Dachstein-Symposium feiert Premiere
© Diakonissen
OA Dr. Jakob Fuchs, Dr. Lars Willems, OÄ Dr. Verena Arzberger, OÄ Dr. Alexandra Reimann und Prim. Dr. Marko Bergovec
Im November setzte die Abteilung für Orthopädie und Traumatologie der Klinik Diakonissen Schladming ein markantes Zeichen: Mit dem ersten Dachstein-Symposium im Congress Schladming wurde eine neue Plattform für fachlichen Austausch und regionale Vernetzung geschaffen. Unter dem Leitthema „Kontroversen in der Orthopädie und Traumatologie – Obere Extremität“ brachte die zweitägige Veranstaltung Expert:innen, Fachpersonal und interessierte Teilnehmer:innen aus der Region und dem gesamten D-A-CH-Raum zusammen.
Im Mittelpunkt des Symposiums standen aktuelle Fragestellungen zu Diagnostik und Therapie von Erkrankungen und Verletzungen an Schulter, Arm und Hand. Durch die Kombination aus Fachvorträgen, praxisnahen Fallbeispielen und moderierten Diskussionen entstand ein ebenso lehrreiches wie interaktives Format. Ein webbasiertes Abstimmungstool band das Publikum aktiv ein und förderte einen offenen, dynamischen Dialog.
Renommierte Spezialist:innen aus Universitätskliniken und führenden Zentren in Graz, Salzburg, Villach und Deutschland bereicherten das Programm mit wissenschaftlicher Expertise und neuesten Erkenntnissen aus der Praxis. Ihre Teilnahme unterstreicht die starke Vernetzung und das hohe medizinische Niveau der Schladminger Abteilung.
Das erste Dachstein-Symposium markiert einen wichtigen Schritt in der strategischen Weiterentwicklung der orthopädisch-traumatologischen Abteilung. Nach der jüngst erteilten Bewilligung zur Vollausbildung setzt die Klinik Diakonissen Schladming damit einen weiteren Impuls für Fachkompetenz, regionale Präsenz und interdisziplinäre Zusammenarbeit.
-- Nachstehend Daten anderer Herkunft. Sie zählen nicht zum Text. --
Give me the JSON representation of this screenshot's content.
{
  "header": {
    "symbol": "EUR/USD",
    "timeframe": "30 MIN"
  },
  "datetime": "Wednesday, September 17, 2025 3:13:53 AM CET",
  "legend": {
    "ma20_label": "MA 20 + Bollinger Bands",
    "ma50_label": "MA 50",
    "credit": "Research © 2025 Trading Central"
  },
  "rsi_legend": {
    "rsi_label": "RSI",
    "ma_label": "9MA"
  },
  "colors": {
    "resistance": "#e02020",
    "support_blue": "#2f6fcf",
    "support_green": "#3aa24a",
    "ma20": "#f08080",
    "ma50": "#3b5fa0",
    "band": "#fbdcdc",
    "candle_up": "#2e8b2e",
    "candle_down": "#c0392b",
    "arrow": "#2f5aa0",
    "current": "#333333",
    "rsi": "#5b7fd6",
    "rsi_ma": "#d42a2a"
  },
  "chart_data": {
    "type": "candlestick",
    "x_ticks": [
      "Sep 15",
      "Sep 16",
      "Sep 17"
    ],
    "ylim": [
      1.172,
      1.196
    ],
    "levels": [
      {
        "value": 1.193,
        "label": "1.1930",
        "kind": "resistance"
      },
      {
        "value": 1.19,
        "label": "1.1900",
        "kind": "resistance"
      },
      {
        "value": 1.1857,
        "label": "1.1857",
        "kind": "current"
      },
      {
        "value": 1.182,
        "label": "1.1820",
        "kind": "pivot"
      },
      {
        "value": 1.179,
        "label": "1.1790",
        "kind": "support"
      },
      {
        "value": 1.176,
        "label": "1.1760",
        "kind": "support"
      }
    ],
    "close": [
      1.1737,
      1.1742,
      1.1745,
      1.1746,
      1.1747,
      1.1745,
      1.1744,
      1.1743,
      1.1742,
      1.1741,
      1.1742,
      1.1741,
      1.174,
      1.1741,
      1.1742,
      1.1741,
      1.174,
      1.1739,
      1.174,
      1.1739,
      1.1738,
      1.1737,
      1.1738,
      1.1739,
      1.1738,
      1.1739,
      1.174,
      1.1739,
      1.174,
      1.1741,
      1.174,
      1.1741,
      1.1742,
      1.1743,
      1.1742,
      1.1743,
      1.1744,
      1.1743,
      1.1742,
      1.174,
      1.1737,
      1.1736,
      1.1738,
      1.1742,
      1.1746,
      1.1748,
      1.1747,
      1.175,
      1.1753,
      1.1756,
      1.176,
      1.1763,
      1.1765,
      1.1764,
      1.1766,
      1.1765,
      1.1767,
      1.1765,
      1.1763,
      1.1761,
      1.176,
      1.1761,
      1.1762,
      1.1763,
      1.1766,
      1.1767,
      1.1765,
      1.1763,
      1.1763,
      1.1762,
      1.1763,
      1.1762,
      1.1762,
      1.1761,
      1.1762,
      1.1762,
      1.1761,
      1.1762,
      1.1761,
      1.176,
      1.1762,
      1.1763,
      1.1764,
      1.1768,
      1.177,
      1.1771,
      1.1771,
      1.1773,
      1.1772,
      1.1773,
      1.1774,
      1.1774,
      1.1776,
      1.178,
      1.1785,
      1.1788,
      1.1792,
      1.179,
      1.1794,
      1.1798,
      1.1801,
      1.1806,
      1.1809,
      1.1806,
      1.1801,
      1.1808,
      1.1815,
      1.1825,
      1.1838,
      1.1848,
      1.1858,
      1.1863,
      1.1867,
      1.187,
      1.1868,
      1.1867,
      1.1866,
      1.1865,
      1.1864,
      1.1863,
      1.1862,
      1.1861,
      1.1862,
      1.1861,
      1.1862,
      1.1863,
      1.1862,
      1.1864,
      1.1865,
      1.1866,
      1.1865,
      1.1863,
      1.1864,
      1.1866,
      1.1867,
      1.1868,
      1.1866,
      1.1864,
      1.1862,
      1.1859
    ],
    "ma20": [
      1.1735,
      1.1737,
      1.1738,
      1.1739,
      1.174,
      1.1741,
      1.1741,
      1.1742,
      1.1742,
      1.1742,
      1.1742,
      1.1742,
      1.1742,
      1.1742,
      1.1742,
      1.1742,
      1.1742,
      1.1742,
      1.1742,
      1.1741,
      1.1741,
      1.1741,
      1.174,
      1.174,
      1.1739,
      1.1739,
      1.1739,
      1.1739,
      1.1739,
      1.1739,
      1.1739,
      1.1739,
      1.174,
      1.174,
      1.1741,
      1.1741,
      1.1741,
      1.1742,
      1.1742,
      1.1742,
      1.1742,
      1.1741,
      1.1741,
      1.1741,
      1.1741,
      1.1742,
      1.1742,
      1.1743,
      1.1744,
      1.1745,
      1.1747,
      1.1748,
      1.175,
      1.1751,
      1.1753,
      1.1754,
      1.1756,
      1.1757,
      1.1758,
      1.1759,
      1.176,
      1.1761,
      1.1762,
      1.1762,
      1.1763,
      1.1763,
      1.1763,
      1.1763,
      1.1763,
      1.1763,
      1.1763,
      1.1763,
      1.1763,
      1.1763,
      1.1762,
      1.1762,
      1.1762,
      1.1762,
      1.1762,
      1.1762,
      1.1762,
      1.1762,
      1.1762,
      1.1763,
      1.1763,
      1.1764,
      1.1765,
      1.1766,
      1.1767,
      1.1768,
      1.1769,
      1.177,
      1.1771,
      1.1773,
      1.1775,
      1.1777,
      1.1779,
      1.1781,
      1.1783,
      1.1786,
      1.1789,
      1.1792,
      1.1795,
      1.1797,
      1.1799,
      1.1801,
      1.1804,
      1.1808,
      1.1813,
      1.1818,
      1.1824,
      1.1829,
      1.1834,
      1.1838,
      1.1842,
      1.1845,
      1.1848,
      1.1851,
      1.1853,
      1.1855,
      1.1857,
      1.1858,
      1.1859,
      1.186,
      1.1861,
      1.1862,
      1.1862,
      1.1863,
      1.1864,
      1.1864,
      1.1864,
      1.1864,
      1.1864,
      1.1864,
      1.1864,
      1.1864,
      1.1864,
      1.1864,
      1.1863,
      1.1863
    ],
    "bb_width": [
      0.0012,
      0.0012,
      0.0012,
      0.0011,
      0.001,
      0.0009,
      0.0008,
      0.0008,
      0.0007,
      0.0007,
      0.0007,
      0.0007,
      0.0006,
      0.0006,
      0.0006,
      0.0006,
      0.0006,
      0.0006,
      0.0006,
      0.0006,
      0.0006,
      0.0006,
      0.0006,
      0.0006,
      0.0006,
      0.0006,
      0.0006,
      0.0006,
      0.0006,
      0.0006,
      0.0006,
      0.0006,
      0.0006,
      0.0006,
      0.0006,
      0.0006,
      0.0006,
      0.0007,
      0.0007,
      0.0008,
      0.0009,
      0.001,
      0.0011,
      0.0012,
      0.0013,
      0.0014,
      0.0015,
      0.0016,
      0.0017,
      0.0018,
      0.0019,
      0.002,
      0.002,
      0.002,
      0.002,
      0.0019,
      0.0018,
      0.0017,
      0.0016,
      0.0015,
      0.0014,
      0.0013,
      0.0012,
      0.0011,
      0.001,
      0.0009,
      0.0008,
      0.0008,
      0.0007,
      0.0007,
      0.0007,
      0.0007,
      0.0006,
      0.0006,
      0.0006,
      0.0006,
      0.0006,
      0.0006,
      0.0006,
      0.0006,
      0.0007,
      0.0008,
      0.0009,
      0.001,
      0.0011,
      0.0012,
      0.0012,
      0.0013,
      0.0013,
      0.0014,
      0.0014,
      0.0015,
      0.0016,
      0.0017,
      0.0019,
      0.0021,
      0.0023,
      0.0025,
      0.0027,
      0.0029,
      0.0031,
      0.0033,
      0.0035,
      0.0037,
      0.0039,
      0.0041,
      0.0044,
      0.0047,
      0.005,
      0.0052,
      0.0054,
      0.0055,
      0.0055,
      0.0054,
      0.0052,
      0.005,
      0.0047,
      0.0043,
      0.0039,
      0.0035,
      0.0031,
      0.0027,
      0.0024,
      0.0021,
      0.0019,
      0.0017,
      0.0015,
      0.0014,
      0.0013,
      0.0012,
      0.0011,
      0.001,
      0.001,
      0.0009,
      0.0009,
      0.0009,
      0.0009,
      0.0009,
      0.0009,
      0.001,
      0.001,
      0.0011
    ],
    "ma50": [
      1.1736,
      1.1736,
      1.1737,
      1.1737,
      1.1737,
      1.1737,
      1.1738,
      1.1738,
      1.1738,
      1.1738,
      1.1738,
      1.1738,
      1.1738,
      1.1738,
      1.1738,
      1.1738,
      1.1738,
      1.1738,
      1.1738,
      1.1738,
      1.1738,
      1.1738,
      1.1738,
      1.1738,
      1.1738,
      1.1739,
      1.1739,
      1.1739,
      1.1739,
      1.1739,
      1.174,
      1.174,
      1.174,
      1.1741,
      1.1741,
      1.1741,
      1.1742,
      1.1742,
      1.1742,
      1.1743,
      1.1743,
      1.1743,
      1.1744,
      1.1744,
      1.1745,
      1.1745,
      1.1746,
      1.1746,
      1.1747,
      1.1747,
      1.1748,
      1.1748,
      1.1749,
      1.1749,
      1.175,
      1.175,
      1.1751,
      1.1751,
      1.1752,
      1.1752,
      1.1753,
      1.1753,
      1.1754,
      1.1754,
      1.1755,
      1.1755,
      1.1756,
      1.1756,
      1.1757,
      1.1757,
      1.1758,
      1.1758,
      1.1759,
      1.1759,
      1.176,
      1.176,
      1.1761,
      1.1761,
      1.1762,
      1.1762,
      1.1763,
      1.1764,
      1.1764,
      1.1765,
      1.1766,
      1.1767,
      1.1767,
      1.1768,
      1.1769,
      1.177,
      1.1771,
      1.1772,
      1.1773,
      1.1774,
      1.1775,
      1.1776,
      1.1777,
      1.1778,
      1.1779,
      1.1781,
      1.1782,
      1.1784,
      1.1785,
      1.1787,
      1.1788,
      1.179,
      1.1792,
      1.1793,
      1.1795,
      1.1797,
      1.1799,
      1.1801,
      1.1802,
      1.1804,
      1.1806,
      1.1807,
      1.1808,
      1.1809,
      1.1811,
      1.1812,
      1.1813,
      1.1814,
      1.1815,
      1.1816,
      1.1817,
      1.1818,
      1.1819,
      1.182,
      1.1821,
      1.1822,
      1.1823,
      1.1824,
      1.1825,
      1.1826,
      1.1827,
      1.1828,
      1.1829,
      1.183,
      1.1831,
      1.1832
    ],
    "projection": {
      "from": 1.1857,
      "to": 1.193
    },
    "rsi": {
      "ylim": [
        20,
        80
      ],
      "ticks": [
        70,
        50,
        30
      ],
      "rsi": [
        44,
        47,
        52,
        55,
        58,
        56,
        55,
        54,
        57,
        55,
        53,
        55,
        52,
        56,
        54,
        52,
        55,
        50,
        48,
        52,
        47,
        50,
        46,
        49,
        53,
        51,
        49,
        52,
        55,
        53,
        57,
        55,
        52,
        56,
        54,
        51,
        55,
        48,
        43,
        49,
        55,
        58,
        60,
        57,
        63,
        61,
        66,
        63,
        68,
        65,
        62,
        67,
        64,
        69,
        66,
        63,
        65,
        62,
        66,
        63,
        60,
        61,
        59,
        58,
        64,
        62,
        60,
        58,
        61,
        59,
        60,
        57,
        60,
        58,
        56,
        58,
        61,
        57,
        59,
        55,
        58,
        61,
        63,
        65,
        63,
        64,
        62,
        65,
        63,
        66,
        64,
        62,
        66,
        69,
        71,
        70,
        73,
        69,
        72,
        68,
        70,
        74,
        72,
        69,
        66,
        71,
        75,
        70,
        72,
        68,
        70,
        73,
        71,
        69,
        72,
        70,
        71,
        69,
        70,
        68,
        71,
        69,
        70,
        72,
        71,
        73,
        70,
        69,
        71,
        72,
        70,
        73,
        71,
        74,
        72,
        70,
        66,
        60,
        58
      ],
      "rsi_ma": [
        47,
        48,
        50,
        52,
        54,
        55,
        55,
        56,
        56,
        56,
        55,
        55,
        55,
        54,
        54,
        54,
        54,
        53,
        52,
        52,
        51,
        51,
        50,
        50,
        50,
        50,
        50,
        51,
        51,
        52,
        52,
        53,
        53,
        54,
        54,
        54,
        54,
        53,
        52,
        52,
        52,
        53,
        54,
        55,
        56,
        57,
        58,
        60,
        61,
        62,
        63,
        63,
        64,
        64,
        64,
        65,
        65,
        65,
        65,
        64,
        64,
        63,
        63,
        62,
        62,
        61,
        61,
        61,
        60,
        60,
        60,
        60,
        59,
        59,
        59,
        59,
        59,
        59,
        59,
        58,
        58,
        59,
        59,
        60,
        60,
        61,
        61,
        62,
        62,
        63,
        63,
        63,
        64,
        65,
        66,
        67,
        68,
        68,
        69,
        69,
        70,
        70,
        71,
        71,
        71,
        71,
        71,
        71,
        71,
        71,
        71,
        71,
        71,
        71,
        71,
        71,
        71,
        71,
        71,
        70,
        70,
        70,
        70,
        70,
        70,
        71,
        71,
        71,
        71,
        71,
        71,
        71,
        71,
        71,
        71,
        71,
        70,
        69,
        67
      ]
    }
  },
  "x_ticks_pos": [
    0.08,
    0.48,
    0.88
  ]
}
„Unser Ziel ist es, die orthopädisch-traumatologische Expertise im Norden der Steiermark sichtbar zu machen und aktiv in den wissenschaftlichen Diskurs einzubringen. Das Dachstein-Symposium soll sich in den kommenden Jahren als etablierte Plattform für Austausch und Kooperation entwickeln“, betont Prim. Dr. Bergovec.
Die moderne Klinik beschäftigt rund 350 Mitarbeitende und ist ein zentraler Versorgungspartner für die Bevölkerung sowie die zahlreichen Gäste des oberen Ennstales. Jährlich werden knapp 40.000 ambulante und 6.000 stationäre Patient:innen betreut. Das medizinische Angebot umfasst die Abteilungen für Orthopädie und Traumatologie sowie Innere Medizin, eine Wochenklinik für Allgemeinchirurgie und ein breites Spektrum an Spezialambulanzen. Mit kontinuierlicher Weiterentwicklung und moderner Medizintechnik stellt die Klinik eine hochwertige, wohnortnahe Versorgung für die Region und ihre mehr als eine Million Gäste sicher.